There are other papers in the proceedings.  I do not cover them in detail as they deal with technical issues associated with mined land reclamation, but which deserve their own technical summaries.  Here are very brief summaries of some:


  • Biosolids and lime were used as a slurred sprayable soil amendment (see Mattes et al.)
  • Airborne multispectral imagery was used to examine temporal trends of vegetation biomass at reclaimed mines (see Brown et al.)
  • The ability of an anaerobic bioreactor to deal with arsenic, cadmium, and zinc is examined (see Kawaja et al.)
  • The response of birds to mining and reclamation initiatives was observed (see Howie.)
  • The response of juvenile rainbow trout and benthic invertebrates to the effluent from molybdenum mine is described (see Galloway et al.)

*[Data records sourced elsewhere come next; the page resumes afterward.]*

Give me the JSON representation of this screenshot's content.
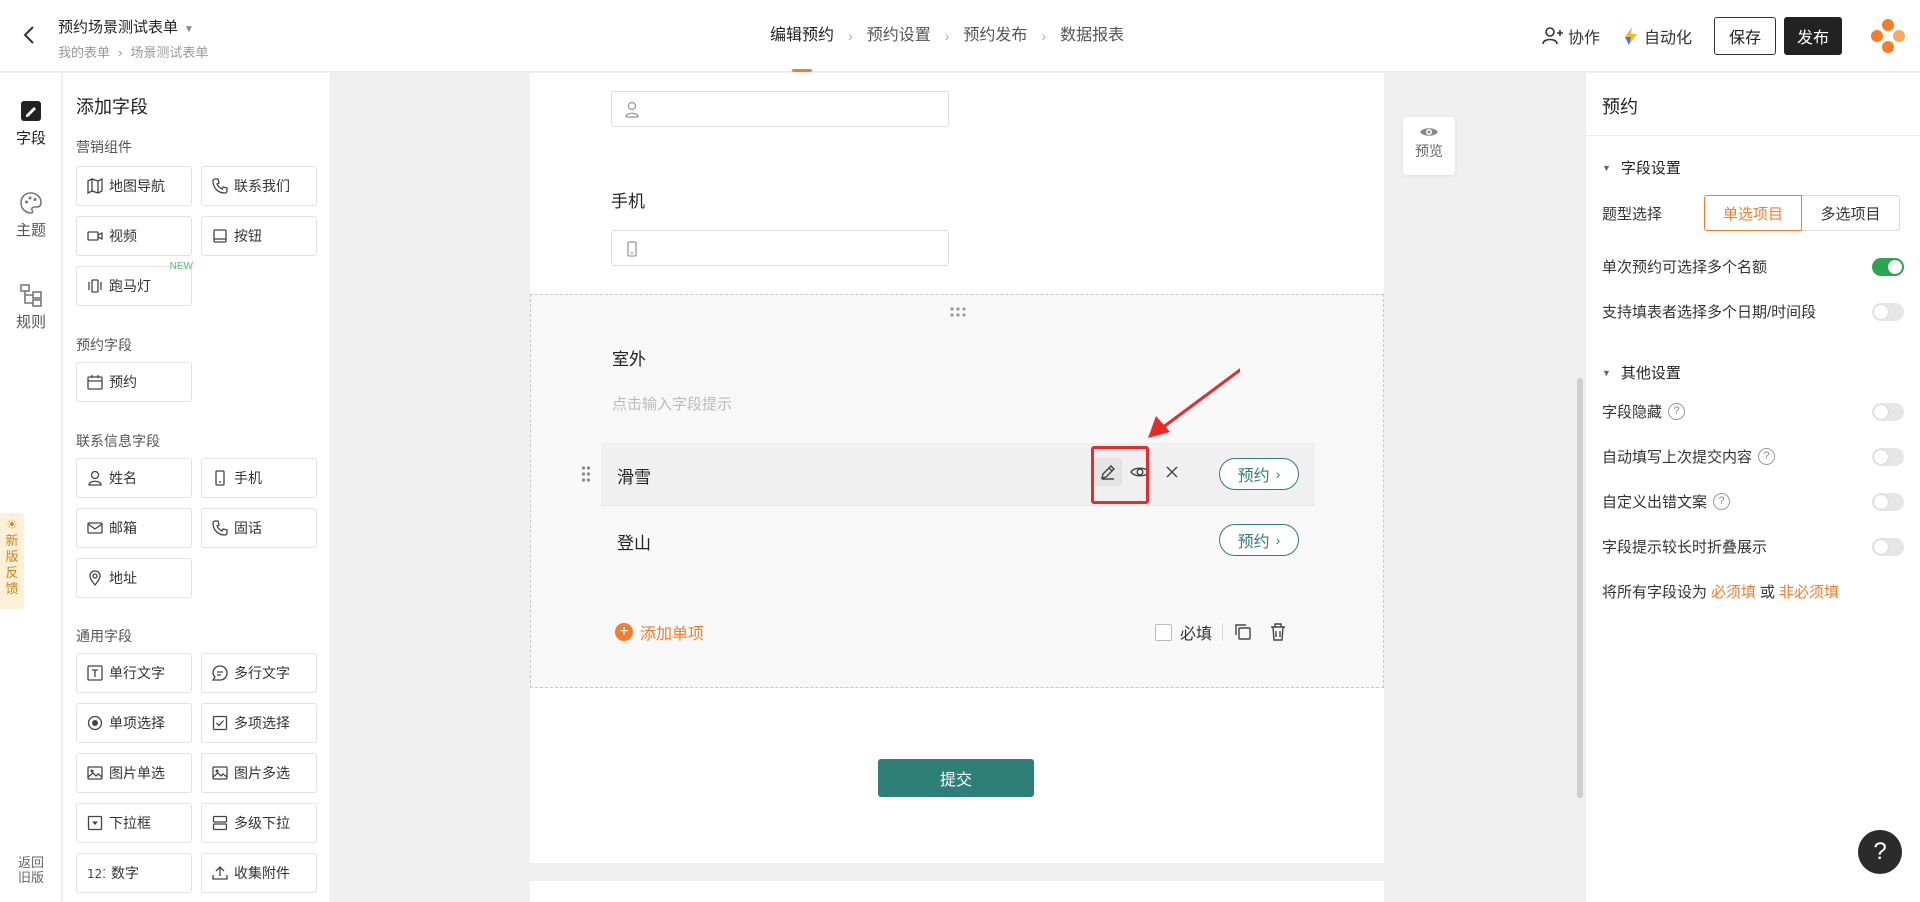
{
  "header": {
    "form_title": "预约场景测试表单",
    "breadcrumb": [
      "我的表单",
      "场景测试表单"
    ],
    "steps": [
      "编辑预约",
      "预约设置",
      "预约发布",
      "数据报表"
    ],
    "collab": "协作",
    "automation": "自动化",
    "save": "保存",
    "publish": "发布"
  },
  "rail": {
    "fields": "字段",
    "theme": "主题",
    "rules": "规则",
    "feedback": [
      "新",
      "版",
      "反",
      "馈"
    ],
    "back_old": [
      "返回",
      "旧版"
    ]
  },
  "fields_panel": {
    "title": "添加字段",
    "groups": {
      "marketing": "营销组件",
      "booking": "预约字段",
      "contact": "联系信息字段",
      "general": "通用字段"
    },
    "items": {
      "map_nav": "地图导航",
      "contact_us": "联系我们",
      "video": "视频",
      "button": "按钮",
      "marquee": "跑马灯",
      "marquee_badge": "NEW",
      "booking": "预约",
      "name": "姓名",
      "mobile": "手机",
      "email": "邮箱",
      "phone": "固话",
      "address": "地址",
      "single_text": "单行文字",
      "multi_text": "多行文字",
      "single_choice": "单项选择",
      "multi_choice": "多项选择",
      "image_single": "图片单选",
      "image_multi": "图片多选",
      "dropdown": "下拉框",
      "cascade": "多级下拉",
      "number": "数字",
      "attachment": "收集附件"
    }
  },
  "canvas": {
    "mobile_label": "手机",
    "field_label": "室外",
    "field_hint": "点击输入字段提示",
    "options": [
      {
        "name": "滑雪",
        "action": "预约"
      },
      {
        "name": "登山",
        "action": "预约"
      }
    ],
    "add_item": "添加单项",
    "required": "必填",
    "submit": "提交",
    "preview": "预览"
  },
  "settings": {
    "title": "预约",
    "field_settings": "字段设置",
    "type_select": "题型选择",
    "single": "单选项目",
    "multi": "多选项目",
    "multi_quota": "单次预约可选择多个名额",
    "multi_dates": "支持填表者选择多个日期/时间段",
    "other_settings": "其他设置",
    "hide_field": "字段隐藏",
    "autofill": "自动填写上次提交内容",
    "custom_error": "自定义出错文案",
    "fold_hint": "字段提示较长时折叠展示",
    "set_all_prefix": "将所有字段设为",
    "required": "必须填",
    "or": "或",
    "optional": "非必须填"
  },
  "colors": {
    "accent": "#f47c2c",
    "teal": "#2e7f78",
    "toggle_on": "#2ea44f",
    "highlight": "#e82a2a"
  }
}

  • The impact of mercury on the reproductive success of fish-eating birds is described (see Weech and Scheuhammer.)
  • The effect of selenium on fish and water birds is described (see Carmichael and Chapman.)

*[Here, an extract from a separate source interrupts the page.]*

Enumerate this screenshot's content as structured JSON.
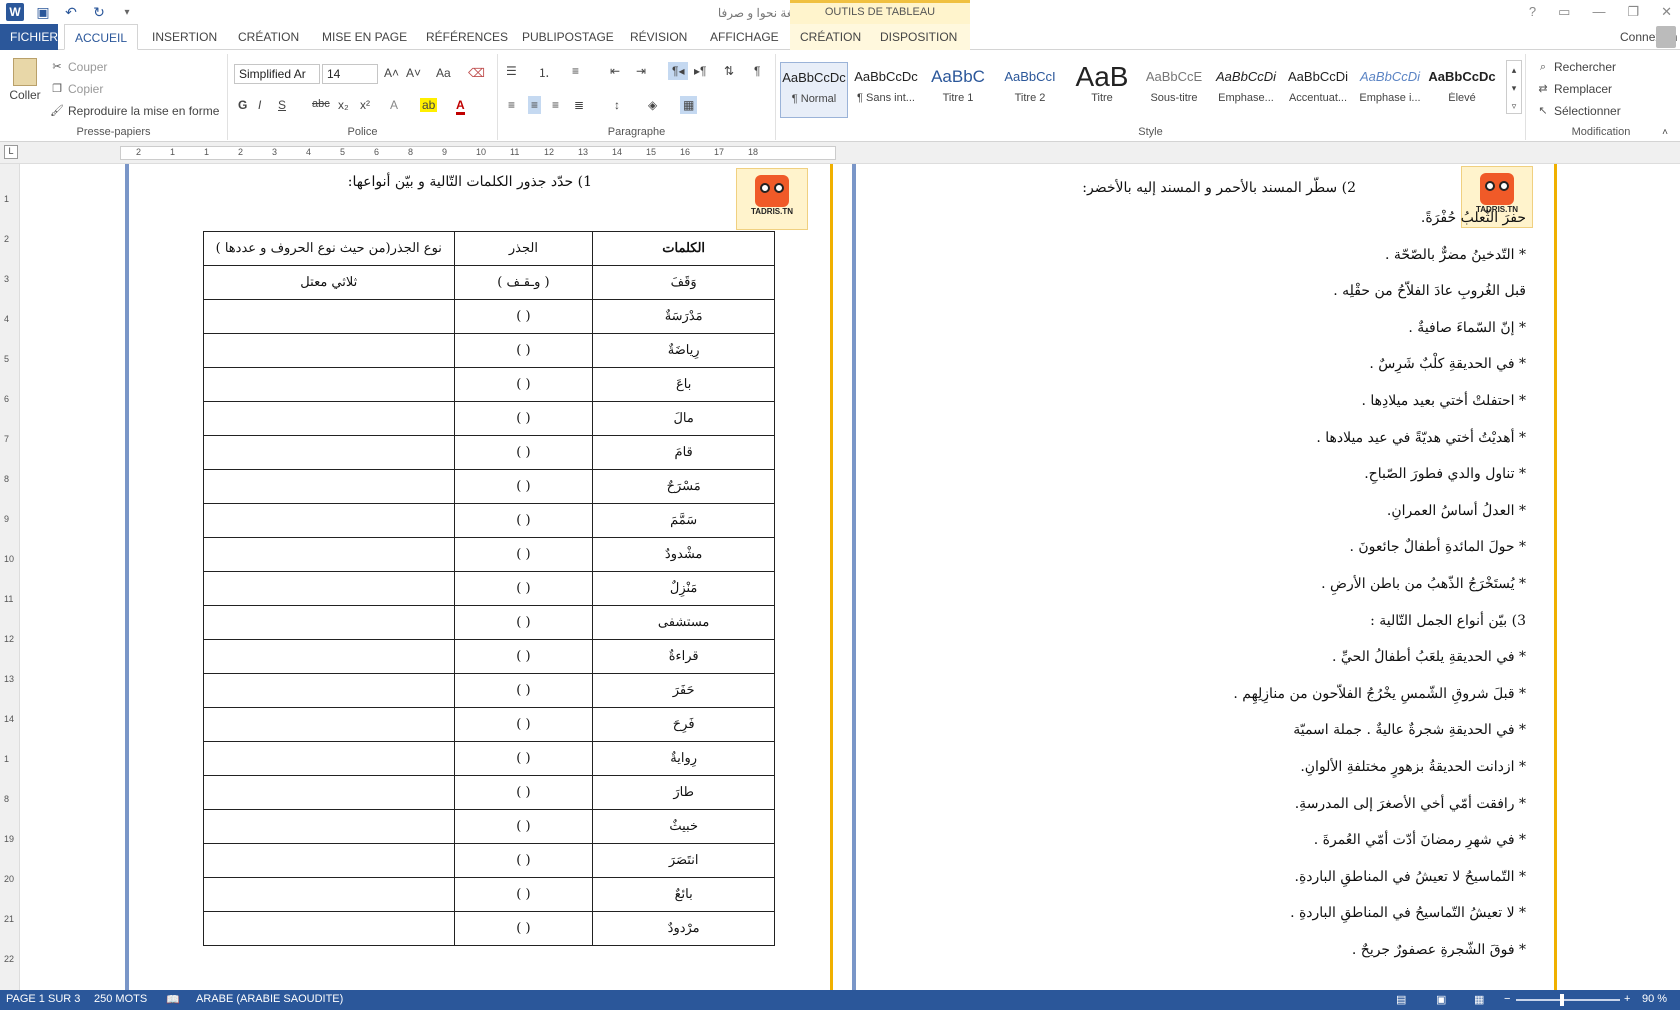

Finally there are what I call the exotics: papers on Indian [Asia—not First Nation] mine reclamation, mercury use by artisanal miners world-wide, and nationwide abandoned mine remediation activities.  Interesting but only peripherally relevant to BC mined land reclamation, so be aware of them if these are your interests.   And keep in mind the papers from decades of previous society symposia are available on one CD at this link.  Someday we may survey them all and write of the history of mined land reclamation in BC—another success story I am sure.